Over the years I’ve tried out a couple of different ways to cook bacon. Obviously pan-frying is one of them, but I get so tired of the grease splatter mess (not to mention the painful grease splatters on your hands!) Even with a splatter guard, grease seems to get everywhere! Then I saw Ina Garten from the Food Network cook bacon in the oven and I was SOLD! No more grease splatters! Unfortunately, my family was NOT sold, because it takes a LOT longer and they are an impatient bunch when they are hungry!
So when I saw another Food Network celebrity, Alton Brown, making bacon in a waffle maker I was intrigued! Could this be the best of both worlds?? No splatter? Fast cooking? I decided to give it a try because I was really craving a good BLT Sandwich!
Cut the strips of bacon in half, and put two 1/2 strips on each square of your waffle iron. Close the waffle maker and let cook for 3 to 4 minutes then check on their doneness.
This is what they looked like about halfway through. If they aren’t done, close the waffle maker and check again in another 2 to 3 minutes.
When the bacon is the color your like it, drain it on a towel.
The thing I really liked about cooking the bacon this way was how the grease drained right down into the waffle iron nooks and crannies and the bacon was pressed nice and flat so it all cooked very evenly. Oh yeah…and no grease splatters!
Personally I think this is the perfect way to cook bacon! I mean look at that sandwich…only perfectly cooked bacon could make a sandwich that good lookin’! :-)
If you’re still unconvinced, or you just don’t like the idea of waffle-pressed bacon…here are some more ways I found people cooking their bacon:
In The Oven – Method #1
- Preheat oven to 425 degrees. Line a jelly roll sheet with aluminum foil for easy cleanup. Evenly space 6 slices of bacon in it.
- Place an upside-down cooling rack over the bacon to keep them flat (as long as the cooling rack is slightly smaller than the sheet pan).
- Roast for 6 minutes, turn pan 180 degrees, roast for another 6 minutes. The result: flat, and evenly cooked bacon!
In The Oven – Method #2
- Same as above but put the bacon on TOP of the cooling rack, rather than under it. The fat will drip off, making your bacon super-crispy and lean.
In The Oven – Method #3
- Preheat oven to 400 degrees.

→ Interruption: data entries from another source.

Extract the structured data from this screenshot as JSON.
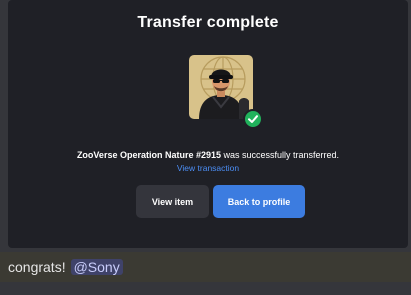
{
  "dialog": {
    "title": "Transfer complete",
    "item_name": "ZooVerse Operation Nature #2915",
    "message_suffix": " was successfully transferred.",
    "view_transaction_label": "View transaction",
    "view_item_label": "View item",
    "back_to_profile_label": "Back to profile",
    "status": "success"
  },
  "chat": {
    "message": "congrats!",
    "mention": "@Sony"
  },
  "colors": {
    "dialog_bg": "#1f2026",
    "primary_button": "#3c7ce0",
    "secondary_button": "#34353c",
    "success": "#21b25c",
    "link": "#4c8ef5",
    "mention_bg": "#3f4269"
  },
  "icons": {
    "nft": "nft-thumbnail",
    "status": "check-circle-icon"
  }
}
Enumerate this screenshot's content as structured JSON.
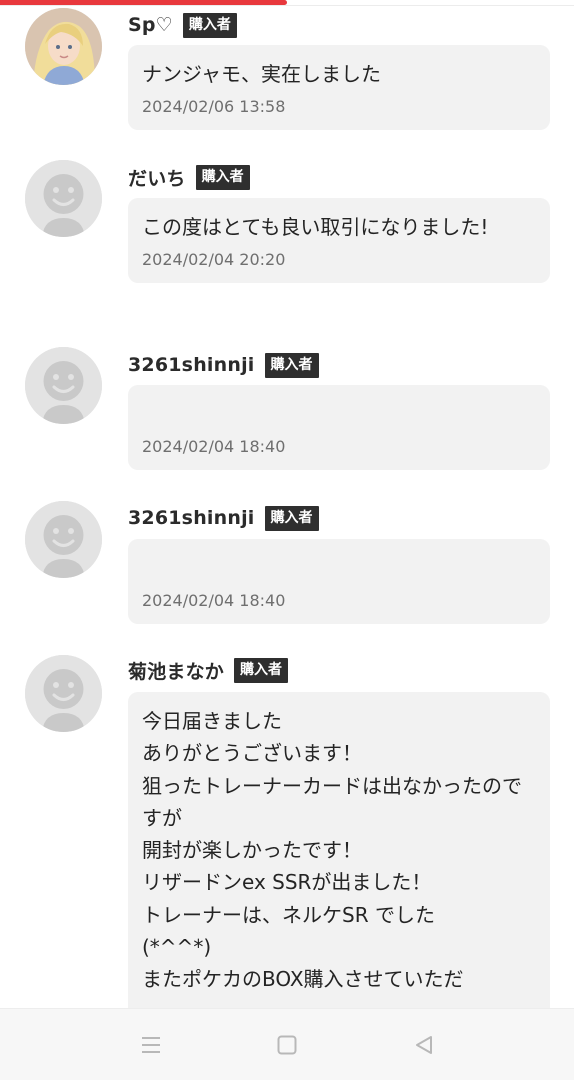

Cover a baking sheet with crinkled aluminum, lay the strips of bacon over that and cook for about 15-20 minutes. This makes clean up easy, and by crinkling the foil you allow the grease to pool away from the bacon.
In The Oven – Method #4
- Put bacon in a cold oven. Once it gets to 350 degrees, turn the bacon over. Set the timer for 4 minutes exactly and once it beeps it’s done.
In The Microwave
- Flip a bowl upside down on a plate. Lay the bacon over the bowl. Cook for approximately 1 minute per piece of bacon. The plate catches the grease that drips down the bowl. Since the grease runs away from the bacon, it results in crispy, slightly “drier” bacon.
On The BBQ Grill
- If you are making bacon burgers…cook your bacon right on the cooler part of the grill for about 5-7 minutes.
In The Smoker
- Smoke bacon slowly (30 minutes plus) over hickory in a smoker or grill using rib racks to drape the bacon strips over.
In The Deep Fryer
- One of the ways the pros do it….use a deep fryer. You can cook 5 or 6 strips of bacon in about 5 minutes without a big mess. Great if you like curly, chewy bacon.
In Bacon Fat
- Every time you cook bacon, save the fat in a plastic container in the freezer. When you want to cook bacon, take the fat out of the container and melt in a cast iron frying pan over medium heat.

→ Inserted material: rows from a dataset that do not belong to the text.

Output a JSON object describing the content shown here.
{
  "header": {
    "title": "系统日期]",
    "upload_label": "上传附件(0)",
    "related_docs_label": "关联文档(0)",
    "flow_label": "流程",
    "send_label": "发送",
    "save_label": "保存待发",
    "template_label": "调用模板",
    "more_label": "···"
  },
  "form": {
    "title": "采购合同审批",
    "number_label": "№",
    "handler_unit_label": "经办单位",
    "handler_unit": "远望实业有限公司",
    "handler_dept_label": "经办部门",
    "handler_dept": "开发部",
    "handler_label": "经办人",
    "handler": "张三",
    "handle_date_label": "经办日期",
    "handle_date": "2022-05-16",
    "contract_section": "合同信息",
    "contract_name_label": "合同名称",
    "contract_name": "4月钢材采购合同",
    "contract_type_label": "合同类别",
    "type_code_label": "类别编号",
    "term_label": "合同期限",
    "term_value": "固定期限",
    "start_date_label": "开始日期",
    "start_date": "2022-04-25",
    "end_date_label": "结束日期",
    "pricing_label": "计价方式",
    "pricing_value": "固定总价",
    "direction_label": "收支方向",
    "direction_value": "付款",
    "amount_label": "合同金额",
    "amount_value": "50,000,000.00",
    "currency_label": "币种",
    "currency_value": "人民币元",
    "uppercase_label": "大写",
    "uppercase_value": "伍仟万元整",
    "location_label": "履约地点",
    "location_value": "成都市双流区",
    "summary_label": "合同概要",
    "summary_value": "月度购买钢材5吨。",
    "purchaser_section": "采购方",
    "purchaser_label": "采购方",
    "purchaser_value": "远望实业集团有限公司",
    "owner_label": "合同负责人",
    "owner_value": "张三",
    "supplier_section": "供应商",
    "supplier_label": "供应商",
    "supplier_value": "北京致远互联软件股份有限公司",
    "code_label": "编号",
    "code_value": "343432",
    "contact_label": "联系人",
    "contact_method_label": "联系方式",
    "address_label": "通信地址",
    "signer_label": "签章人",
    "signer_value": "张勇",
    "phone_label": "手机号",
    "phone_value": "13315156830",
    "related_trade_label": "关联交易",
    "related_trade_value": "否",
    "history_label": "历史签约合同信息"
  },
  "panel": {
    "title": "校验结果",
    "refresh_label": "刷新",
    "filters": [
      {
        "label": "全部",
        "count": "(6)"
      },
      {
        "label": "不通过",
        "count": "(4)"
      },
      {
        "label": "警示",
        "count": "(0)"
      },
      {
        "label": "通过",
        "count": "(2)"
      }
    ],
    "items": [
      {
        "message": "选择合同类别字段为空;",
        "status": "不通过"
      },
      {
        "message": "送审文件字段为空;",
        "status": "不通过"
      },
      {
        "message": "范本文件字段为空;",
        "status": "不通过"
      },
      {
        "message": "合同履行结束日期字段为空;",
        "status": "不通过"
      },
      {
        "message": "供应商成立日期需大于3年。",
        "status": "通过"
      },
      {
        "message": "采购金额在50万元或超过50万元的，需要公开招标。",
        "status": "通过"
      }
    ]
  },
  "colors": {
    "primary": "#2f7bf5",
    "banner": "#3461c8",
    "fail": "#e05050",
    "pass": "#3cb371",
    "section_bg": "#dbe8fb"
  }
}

- Once the fat is liquid, add your bacon strips. Cook to desired degree of crispness.
- Blot with paper towels and eat! Once the bacon grease has cooled slightly, pour it back into its container, and freeze for next time. The bacon fat does not add any more grease to the finished bacon, but does add flavor, especially after several uses.
In A Cast Iron Skillet, In The Oven
- Put about 10 pieces of bacon in a 12-inch cast iron skillet and place it into a cold oven set to 425 degrees.
- Once the oven is hot, it will take about 7 minutes to cook. No need to flip, just cook to desired doneness and remove and place on a plate lined with paper towels. Total time from fridge to eating, about 25 minutes.
In A George Foreman Grill (or Panini Press)
- A slight variation on the waffle maker. Use a George Foreman grill. No splattering, perfectly cooked on both sides and all the grease drains aways.
In A Wok
- Same rules for pan frying apply. Put your bacon (12-18) slices in a cold pan set to medium heat.
- Arrange the bacon strips in a circular pattern around the pan.
- As the bacon at the bottom of the pan finish cooking, move them to the sides to drain and replace them with the strips arranged on the sides.
- Place the bacon on a wire rack over paper towels to drain and straighten the strips to get the nice even shape you want. (NEVER place directly on the paper towels)
Bacon In A Hurry
- Put bacon on a cookie sheet and put it on the top oven rack for about 10 minutes under the broiler. Flip once!
And as if that weren’t enough information about BACON….just a little more. Here are some additional tips and tricks to get you to your bacon “happy place”:
- To keep the bacon flat in the pan, run it under cold water first.
- Par-cook a large batch of bacon when you have some extra time. Once the bacon has cooled, toss it in the freezer inside a plastic container. Then when you have a hankering for bacon but are short on time, a perfectly cooked strip of bacon is only 20 – 30 seconds away in the microwave. Finishing the last bit of cooking in a toaster oven on some foil works well too.
- Add some fresh ground black pepper to your bacon while it’s cooking.
- And last but not least……..DON’T THROW AWAY THE BACON FAT!
Some things to use your bacon fat for:
1) Seasoning your cast iron skillet.
2) Making cornbread.
3) Making collard greens.
4) Any recipe that calls for butter or oil to grease a pan.
5) Seasoning your grill.
There you go…..more than you ever wanted to know about cooking the perfect piece of bacon!